In St. Bernard and Plaquemines, work against the saltwater intrusion continues
ST. BERNARD PARISH, La. (WVUE) - While neighboring parishes received encouraging news of delays in the saltwater wedge’s impact on drinking water supplies, St. Bernard and Plaquemines Parishes remain resolute in their mitigation efforts.
The recently released timeline, based on National Weather Service forecasting by the Army Corps of Engineers, has brought some relief to Jefferson and Orleans Parishes, which are not expected to exceed the EPA’s recommended chloride levels at their water intakes, indicating minimal impact on these communities downstream.
For St. Bernard Parish, the timeline now projects the saltwater wedge’s arrival by Oct. 28, a delay of nine days.

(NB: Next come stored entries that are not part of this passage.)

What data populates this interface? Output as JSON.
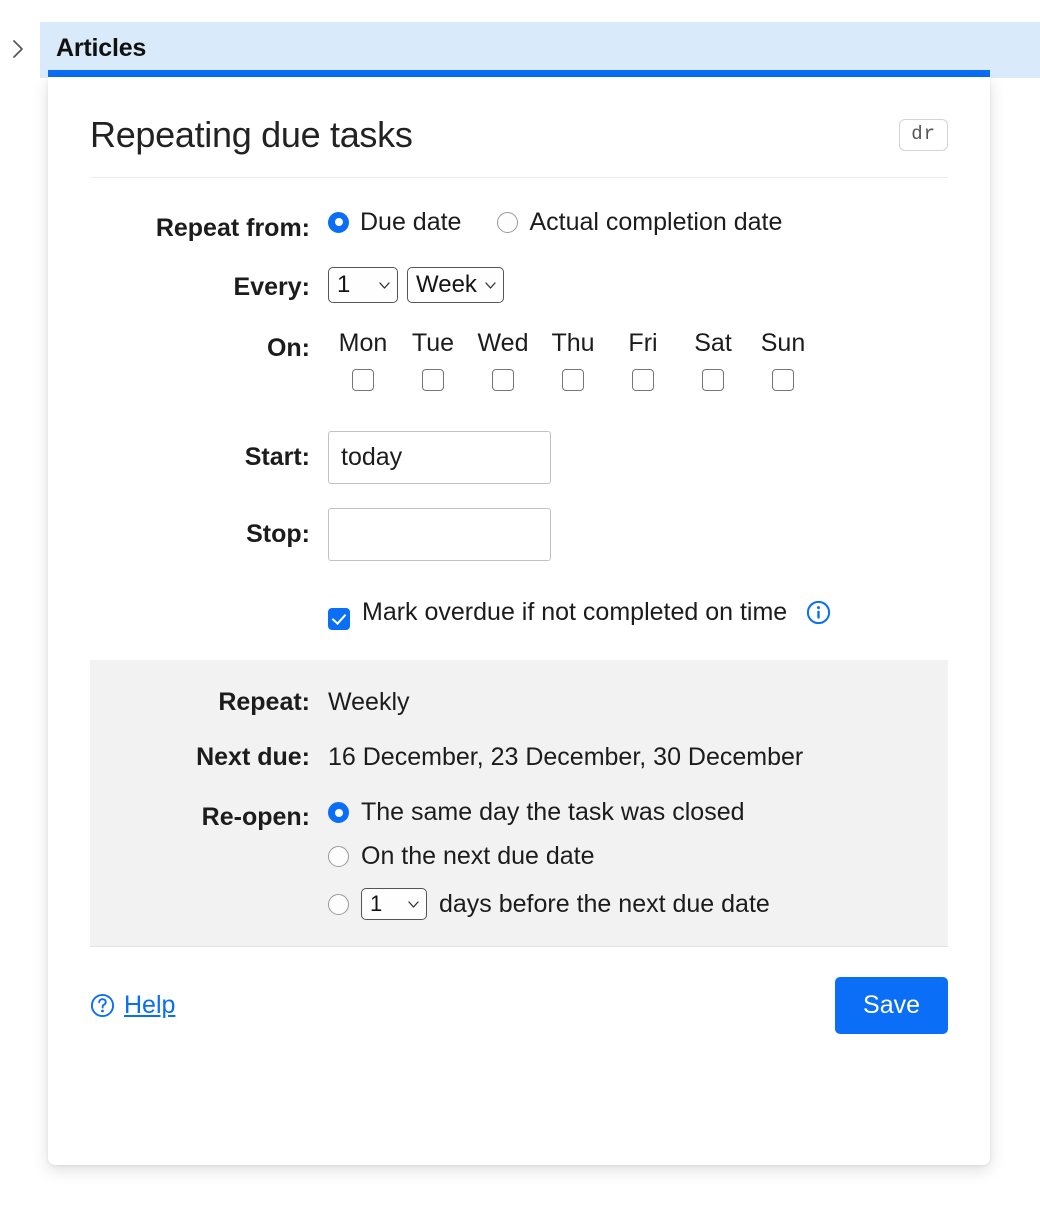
{
  "rail": {
    "toggle_icon": "chevron-right-icon"
  },
  "header": {
    "title": "Articles"
  },
  "card": {
    "title": "Repeating due tasks",
    "shortcut_badge": "dr"
  },
  "form": {
    "repeat_from": {
      "label": "Repeat from:",
      "options": [
        {
          "label": "Due date",
          "selected": true
        },
        {
          "label": "Actual completion date",
          "selected": false
        }
      ]
    },
    "every": {
      "label": "Every:",
      "count_value": "1",
      "unit_value": "Week"
    },
    "on": {
      "label": "On:",
      "days": [
        {
          "name": "Mon",
          "checked": false
        },
        {
          "name": "Tue",
          "checked": false
        },
        {
          "name": "Wed",
          "checked": false
        },
        {
          "name": "Thu",
          "checked": false
        },
        {
          "name": "Fri",
          "checked": false
        },
        {
          "name": "Sat",
          "checked": false
        },
        {
          "name": "Sun",
          "checked": false
        }
      ]
    },
    "start": {
      "label": "Start:",
      "value": "today"
    },
    "stop": {
      "label": "Stop:",
      "value": ""
    },
    "overdue": {
      "label": "Mark overdue if not completed on time",
      "checked": true,
      "info_icon": "info-circle-icon"
    }
  },
  "summary": {
    "repeat": {
      "label": "Repeat:",
      "value": "Weekly"
    },
    "next_due": {
      "label": "Next due:",
      "value": "16 December, 23 December, 30 December"
    },
    "reopen": {
      "label": "Re-open:",
      "options": [
        {
          "label": "The same day the task was closed",
          "selected": true
        },
        {
          "label": "On the next due date",
          "selected": false
        },
        {
          "label": "days before the next due date",
          "selected": false,
          "days_value": "1"
        }
      ]
    }
  },
  "footer": {
    "help_label": "Help",
    "help_icon": "question-circle-icon",
    "save_label": "Save"
  },
  "colors": {
    "accent": "#0b6ef6",
    "header_band": "#d9ebfb",
    "summary_bg": "#f2f2f2"
  }
}
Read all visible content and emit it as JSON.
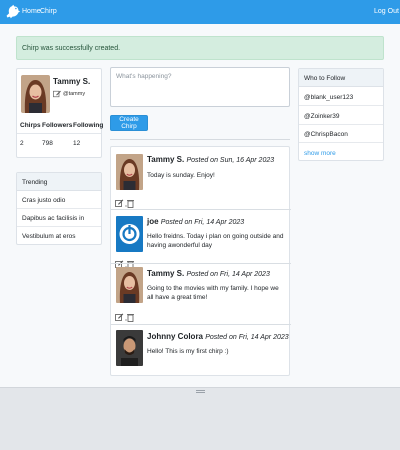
{
  "navbar": {
    "brand_icon": "bird-logo-icon",
    "home_label": "Home",
    "chirp_label": "Chirp",
    "logout_label": "Log Out",
    "color": "#2e9be8"
  },
  "alert": {
    "message": "Chirp was successfully created.",
    "color": "#d4eddf"
  },
  "profile": {
    "name": "Tammy S.",
    "handle": "@tammy",
    "stats": {
      "chirps_label": "Chirps",
      "followers_label": "Followers",
      "following_label": "Following",
      "chirps": "2",
      "followers": "798",
      "following": "12"
    }
  },
  "trending": {
    "title": "Trending",
    "items": [
      {
        "label": "Cras justo odio"
      },
      {
        "label": "Dapibus ac facilisis in"
      },
      {
        "label": "Vestibulum at eros"
      }
    ]
  },
  "compose": {
    "placeholder": "What's happening?",
    "button_label": "Create Chirp"
  },
  "feed": [
    {
      "author": "Tammy S.",
      "meta": "Posted on Sun, 16 Apr 2023",
      "body": "Today is sunday. Enjoy!",
      "avatar": "woman-photo"
    },
    {
      "author": "joe",
      "meta": "Posted on Fri, 14 Apr 2023",
      "body": "Hello freidns. Today i plan on going outside and having awonderful day",
      "avatar": "power-icon"
    },
    {
      "author": "Tammy S.",
      "meta": "Posted on Fri, 14 Apr 2023",
      "body": "Going to the movies with my family. I hope we all have a great time!",
      "avatar": "woman-photo"
    },
    {
      "author": "Johnny Colora",
      "meta": "Posted on Fri, 14 Apr 2023",
      "body": "Hello! This is my first chirp :)",
      "avatar": "man-photo"
    }
  ],
  "who_to_follow": {
    "title": "Who to Follow",
    "items": [
      {
        "label": "@blank_user123"
      },
      {
        "label": "@Zoinker39"
      },
      {
        "label": "@ChrispBacon"
      }
    ],
    "show_more_label": "show more"
  }
}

Parish President Guy McInnis is confident in their preparedness. Reverse osmosis machines and other equipment are in place, daily water tests are ongoing, and there is an ample supply of bottled water.
Further downstream, Belle Chasse is anticipating the arrival of reverse osmosis machines.
Plaquemines Parish has been grappling with the saltwater wedge for months. Reverse osmosis machines arrived Friday. Parish President Keith Hinkley says this equipment will help keep the water safe.
“We have to have this potable, drinkable water. We cannot sustain life without water. We’ll have to deal with those challenges right there,” Hinkley said.
The effects of the saltwater wedge are anticipated to persist for several months, with the toe of the wedge expected to continue creeping upriver until at least late November. The timeline is approximate, however, as the NWS does not forecast further than 28 days.